West African representatives are in Liberia to negotiate the exit of President Charles Taylor. West African leaders say they want him out of Liberia three days after peacekeepers arrive, which is scheduled for Monday.
The executive secretary of the regional group ECOWAS, Mohamed Ibn Chambas, and officials from several member countries landed in Monrovia Friday, where they have met with the U.S. Ambassador and the Nigerian commander of a planned peacekeeping force.
The delegation was told it would not be able to meet with President Taylor on Friday because he was out of the city.
According to Mr. Chambas, the group's mission is to work with President Taylor to make arrangements for his departure from power and from the country.
President Taylor has previously agreed to leave the country when a peacekeeping force is in place.
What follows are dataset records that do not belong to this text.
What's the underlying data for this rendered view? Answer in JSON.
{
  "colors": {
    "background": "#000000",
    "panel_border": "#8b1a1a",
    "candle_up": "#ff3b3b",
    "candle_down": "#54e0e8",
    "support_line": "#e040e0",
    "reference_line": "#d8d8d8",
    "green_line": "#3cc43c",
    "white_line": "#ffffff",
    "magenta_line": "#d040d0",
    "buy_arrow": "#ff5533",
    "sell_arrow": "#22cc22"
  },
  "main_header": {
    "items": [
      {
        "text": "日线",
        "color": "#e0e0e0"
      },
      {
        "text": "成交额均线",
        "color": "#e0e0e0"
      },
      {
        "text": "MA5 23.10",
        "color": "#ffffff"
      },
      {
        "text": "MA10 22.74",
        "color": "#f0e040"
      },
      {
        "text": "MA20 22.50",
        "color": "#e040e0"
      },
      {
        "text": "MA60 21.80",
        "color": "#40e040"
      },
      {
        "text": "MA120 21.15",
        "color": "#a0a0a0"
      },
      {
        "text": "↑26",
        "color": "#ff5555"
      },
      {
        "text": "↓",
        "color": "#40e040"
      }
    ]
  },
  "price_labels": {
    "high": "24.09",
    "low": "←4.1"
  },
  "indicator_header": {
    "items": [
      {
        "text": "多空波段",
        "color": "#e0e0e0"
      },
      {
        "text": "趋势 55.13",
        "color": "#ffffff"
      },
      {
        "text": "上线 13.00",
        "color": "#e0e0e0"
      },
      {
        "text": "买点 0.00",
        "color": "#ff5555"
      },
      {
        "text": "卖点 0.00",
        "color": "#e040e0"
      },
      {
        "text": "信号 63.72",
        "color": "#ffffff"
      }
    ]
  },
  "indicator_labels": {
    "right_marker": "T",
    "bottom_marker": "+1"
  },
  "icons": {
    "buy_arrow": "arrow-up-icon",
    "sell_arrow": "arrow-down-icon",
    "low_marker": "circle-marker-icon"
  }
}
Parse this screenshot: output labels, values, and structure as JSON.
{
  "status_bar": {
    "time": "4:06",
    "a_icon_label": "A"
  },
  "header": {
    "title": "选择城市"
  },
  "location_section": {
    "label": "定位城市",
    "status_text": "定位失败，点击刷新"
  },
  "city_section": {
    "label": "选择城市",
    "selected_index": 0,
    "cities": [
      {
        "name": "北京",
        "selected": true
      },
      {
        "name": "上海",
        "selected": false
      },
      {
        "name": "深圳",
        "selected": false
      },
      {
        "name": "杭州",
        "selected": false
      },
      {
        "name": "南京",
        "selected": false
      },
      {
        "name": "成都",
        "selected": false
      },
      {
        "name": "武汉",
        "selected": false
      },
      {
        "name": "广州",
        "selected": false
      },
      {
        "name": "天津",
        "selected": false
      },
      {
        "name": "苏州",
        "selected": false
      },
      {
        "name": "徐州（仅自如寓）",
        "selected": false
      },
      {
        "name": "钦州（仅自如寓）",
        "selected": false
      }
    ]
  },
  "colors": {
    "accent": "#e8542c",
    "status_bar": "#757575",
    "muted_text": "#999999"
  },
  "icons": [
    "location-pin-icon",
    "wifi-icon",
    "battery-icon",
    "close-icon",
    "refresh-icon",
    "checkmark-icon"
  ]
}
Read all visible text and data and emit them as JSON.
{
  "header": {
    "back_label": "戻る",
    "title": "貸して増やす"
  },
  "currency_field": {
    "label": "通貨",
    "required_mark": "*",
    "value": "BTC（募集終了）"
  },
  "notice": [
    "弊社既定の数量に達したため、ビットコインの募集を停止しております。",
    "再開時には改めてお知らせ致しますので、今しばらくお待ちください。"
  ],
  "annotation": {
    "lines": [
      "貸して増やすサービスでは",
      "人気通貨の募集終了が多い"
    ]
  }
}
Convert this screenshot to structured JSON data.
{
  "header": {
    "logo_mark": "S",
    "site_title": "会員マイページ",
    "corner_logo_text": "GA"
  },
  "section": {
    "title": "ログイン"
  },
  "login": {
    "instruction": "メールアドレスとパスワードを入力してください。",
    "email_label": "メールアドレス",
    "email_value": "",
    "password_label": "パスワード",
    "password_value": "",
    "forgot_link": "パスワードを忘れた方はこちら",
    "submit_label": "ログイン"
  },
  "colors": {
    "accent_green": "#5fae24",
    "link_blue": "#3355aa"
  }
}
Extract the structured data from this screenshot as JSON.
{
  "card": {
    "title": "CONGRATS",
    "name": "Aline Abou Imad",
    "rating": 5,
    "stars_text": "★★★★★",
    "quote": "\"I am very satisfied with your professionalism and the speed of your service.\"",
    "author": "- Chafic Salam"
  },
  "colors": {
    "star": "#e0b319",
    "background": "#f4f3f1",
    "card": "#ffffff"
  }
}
Officials of his government have confirmed that, but say he may not meet the West African leaders' timetable. Many Liberians, particularly rebel leaders, are openly skeptical of Mr. Taylor's assurances.
Nigeria, as the region's main power, is providing the bulk of the peacekeeping force and has also offered Mr. Taylor asylum.
Also on the visiting ministers' agenda is laying the groundwork for the arrival of the first 1,500 Nigerian peacekeepers on Monday. A military planning team is already in Monrovia. When fully deployed the team should involve more than three thousand soldiers from several West African countries.
The United States is expected to provide logistical support.
Mr. Chambas said one of the key things that must be done by Monday is to secure the international airport for the arrival of the first peacekeeping forces.
Meanwhile, heavy fighting was reported Friday near key bridges leading into the center of Monrovia. Nine civilians are reported dead in the latest fighting. Reports say several children are among the dead.